Il carburante che alimenta il motore di questo duraturo andirivieni è perciò banalmente una miscela di sentimenti contrastanti. Curiosità, egoismo, illusione e voglia: la curiosità di vedere se laggiù qualcosa sia finalmente cambiato; l'egoismo che tutto sia rimasto immutato; l'illusione che quel luogo resti sempre adatto alle nostre esigenze (mutevoli); la voglia di scalfire col nostro nome un pezzo di storia del posto che ci ha dato i natali.

Tempo, riflessioni, ricordi e timore. Elementi che si accavallano interconnessi tra presente, futuro e passato, in un momento di tale indecisione storica e sociale che forse per la prima volta si vive nell'apprensione di non poter far ritorno nel borgo d'origine la prossima estate (...l'unica opportunità dell'anno oramai). Di "non Poter", che è diametralmente distante dal "non Voler". Perché la volontà di tornare laggiù può anche vacillare a volte, ma alla fine non scompare mai del tutto. Ma adesso la sensazione è ben diversa. Ciò che si prova ora è pura impotenza, partorita da un virus che ci ha isolati a casa nostra, un po' come il nostro paesello si è sentito negli ultimi decenni: isolato a casa propria!
Mai come oggi riusciamo dunque a immedesimarci e a essere empatici verso quel luogo natio inaspritosi ma da noi mai dimenticato. Finalmente non abbiamo più scuse per indugiare nelle nostre riflessioni. Ecco il tema dei temi! Ecco il principe degli argomenti che più di tutti lega la lontananza, il ritorno, il cambiamento, l'equilibrio e il ricordo, su i quali il nostro pensiero in questi giorni freneticamente insiste: l'isolamento a casa propria. Una prigionia strana all'inizio, ma che, per quanto smussata da pareti amiche, rimane sempre una segregazione che a tendere destabilizza e attenua le motivazioni personali. Il suo effetto è più lento se paragonato ad un'emarginazione vissuta in un luogo diverso da quello chiamato "casa", ma se l'esposizione si prolunga (passando dalle settimane/mesi agli anni) le conseguenze procurano cicatrici psicologiche profonde a tal punto che la reversibilità rischia di diventare un miraggio. E se l'isolamento fa male, esiste qualcosa di ancor più nocivo: l'isolamento nell'isolamento.

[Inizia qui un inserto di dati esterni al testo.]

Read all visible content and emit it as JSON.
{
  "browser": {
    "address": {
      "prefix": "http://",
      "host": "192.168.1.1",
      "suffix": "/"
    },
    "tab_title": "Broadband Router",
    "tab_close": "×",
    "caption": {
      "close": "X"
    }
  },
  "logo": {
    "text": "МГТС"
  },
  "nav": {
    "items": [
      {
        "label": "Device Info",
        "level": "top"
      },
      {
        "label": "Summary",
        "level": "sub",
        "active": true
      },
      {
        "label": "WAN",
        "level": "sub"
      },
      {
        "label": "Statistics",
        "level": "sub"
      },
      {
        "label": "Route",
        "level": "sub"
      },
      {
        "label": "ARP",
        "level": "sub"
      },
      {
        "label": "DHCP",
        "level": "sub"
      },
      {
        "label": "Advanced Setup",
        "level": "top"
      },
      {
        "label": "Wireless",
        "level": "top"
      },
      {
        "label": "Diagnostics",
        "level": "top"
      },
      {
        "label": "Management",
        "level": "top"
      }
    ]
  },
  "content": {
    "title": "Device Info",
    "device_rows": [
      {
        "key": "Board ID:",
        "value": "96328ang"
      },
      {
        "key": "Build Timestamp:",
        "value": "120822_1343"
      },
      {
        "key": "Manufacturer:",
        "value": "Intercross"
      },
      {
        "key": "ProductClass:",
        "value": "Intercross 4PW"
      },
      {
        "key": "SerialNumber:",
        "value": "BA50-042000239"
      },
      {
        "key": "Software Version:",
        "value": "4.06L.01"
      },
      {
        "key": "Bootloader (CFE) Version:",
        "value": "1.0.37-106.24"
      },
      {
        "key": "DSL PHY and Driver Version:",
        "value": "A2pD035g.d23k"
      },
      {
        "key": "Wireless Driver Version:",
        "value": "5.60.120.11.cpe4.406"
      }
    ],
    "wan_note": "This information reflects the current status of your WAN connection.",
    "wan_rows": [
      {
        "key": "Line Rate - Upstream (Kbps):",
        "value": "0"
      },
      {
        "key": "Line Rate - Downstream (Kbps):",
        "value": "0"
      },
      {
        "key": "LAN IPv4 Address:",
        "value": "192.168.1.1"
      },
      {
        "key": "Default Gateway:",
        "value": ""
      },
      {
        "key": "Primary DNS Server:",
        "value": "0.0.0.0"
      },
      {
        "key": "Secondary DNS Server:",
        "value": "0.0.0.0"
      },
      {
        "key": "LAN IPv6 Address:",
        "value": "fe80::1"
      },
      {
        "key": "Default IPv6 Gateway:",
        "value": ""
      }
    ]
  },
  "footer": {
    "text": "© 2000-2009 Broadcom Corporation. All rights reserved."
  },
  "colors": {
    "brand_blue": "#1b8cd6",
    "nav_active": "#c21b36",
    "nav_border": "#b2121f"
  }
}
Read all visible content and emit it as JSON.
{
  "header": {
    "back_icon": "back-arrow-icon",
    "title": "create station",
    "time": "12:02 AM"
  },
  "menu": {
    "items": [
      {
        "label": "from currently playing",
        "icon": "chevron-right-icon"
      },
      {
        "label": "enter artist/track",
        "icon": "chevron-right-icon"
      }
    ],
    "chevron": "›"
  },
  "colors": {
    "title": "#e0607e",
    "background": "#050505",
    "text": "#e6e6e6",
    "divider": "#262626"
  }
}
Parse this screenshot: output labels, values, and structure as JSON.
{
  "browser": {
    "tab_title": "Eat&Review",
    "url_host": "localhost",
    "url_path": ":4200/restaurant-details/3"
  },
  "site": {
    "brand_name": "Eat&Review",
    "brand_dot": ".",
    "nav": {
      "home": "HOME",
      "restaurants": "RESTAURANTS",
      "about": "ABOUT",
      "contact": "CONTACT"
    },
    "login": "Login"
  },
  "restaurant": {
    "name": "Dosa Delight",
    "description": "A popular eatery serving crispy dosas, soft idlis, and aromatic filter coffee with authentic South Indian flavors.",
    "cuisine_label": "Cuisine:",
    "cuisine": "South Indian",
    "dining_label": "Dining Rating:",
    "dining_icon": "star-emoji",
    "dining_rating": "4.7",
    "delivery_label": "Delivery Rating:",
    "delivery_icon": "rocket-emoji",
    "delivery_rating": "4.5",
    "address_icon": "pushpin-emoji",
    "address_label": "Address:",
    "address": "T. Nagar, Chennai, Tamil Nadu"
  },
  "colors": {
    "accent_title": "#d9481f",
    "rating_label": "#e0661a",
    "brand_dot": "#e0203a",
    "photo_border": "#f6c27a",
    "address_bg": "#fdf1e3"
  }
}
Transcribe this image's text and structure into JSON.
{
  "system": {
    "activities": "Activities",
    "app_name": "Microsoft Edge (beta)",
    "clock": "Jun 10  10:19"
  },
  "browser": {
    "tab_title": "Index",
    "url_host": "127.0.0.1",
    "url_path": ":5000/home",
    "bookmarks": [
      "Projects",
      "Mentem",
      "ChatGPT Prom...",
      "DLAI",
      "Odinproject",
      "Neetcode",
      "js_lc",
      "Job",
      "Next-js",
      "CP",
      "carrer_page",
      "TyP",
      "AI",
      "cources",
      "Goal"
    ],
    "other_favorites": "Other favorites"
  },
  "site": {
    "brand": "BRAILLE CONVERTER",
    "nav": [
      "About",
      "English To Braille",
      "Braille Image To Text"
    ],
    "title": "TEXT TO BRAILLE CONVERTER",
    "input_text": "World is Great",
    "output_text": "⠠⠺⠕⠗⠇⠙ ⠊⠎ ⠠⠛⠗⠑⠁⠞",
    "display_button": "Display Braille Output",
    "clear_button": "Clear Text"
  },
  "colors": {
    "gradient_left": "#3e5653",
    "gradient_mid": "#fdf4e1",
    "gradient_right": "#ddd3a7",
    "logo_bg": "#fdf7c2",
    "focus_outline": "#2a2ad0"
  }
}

Eppure la nostra clausura sta per finire, o meglio, presto o tardi finirà. Circoscritto il virus, potremo uscire dai domiciliari, di nuovo incoscientemente liberi. Possibilmente cambiati rispetto a prima, in un mondo certamente dissimile da quello di qualche mese fa, ma in ogni modo liberi. Non torneremo alla normalità perché quella normalità era il vero problema, ma comunque torneremo. E invece il nostro paesello NO! Seppur fuori pericolo dall'isolamento virale (...quindi non più isolato al quadrato ma "semplicemente" isolato), rimarrà laggiù in stallo, in attesa, aspettando che i suoi figliol prodighi dal "nordE" tornino alla base per provare a spezzare il sortilegio dell'isolamento più inquietante, quello evolutivo. Una magarìa molto più forte e duratura del Covid19. Da un lato il coronavirus toglie il fiato e a volte la vita, maggiormente ai meno giovani. Dall'altro questa magarìa non toglie la vita ma l'appiattisce, innanzitutto ai più giovani, ma senza risparmiare nessuno, giorno dopo giorno, inesorabilmente. Ed è pesante decidere cosa sia più fatale, specie nell'attesa del ritorno in quel Porto che forse, avvilito e affranto, non c'aspetta più. O chissà, ...che non smetterà mai di aspettarci (...non smettendo mai di sperare in un nuovo Rinascimento).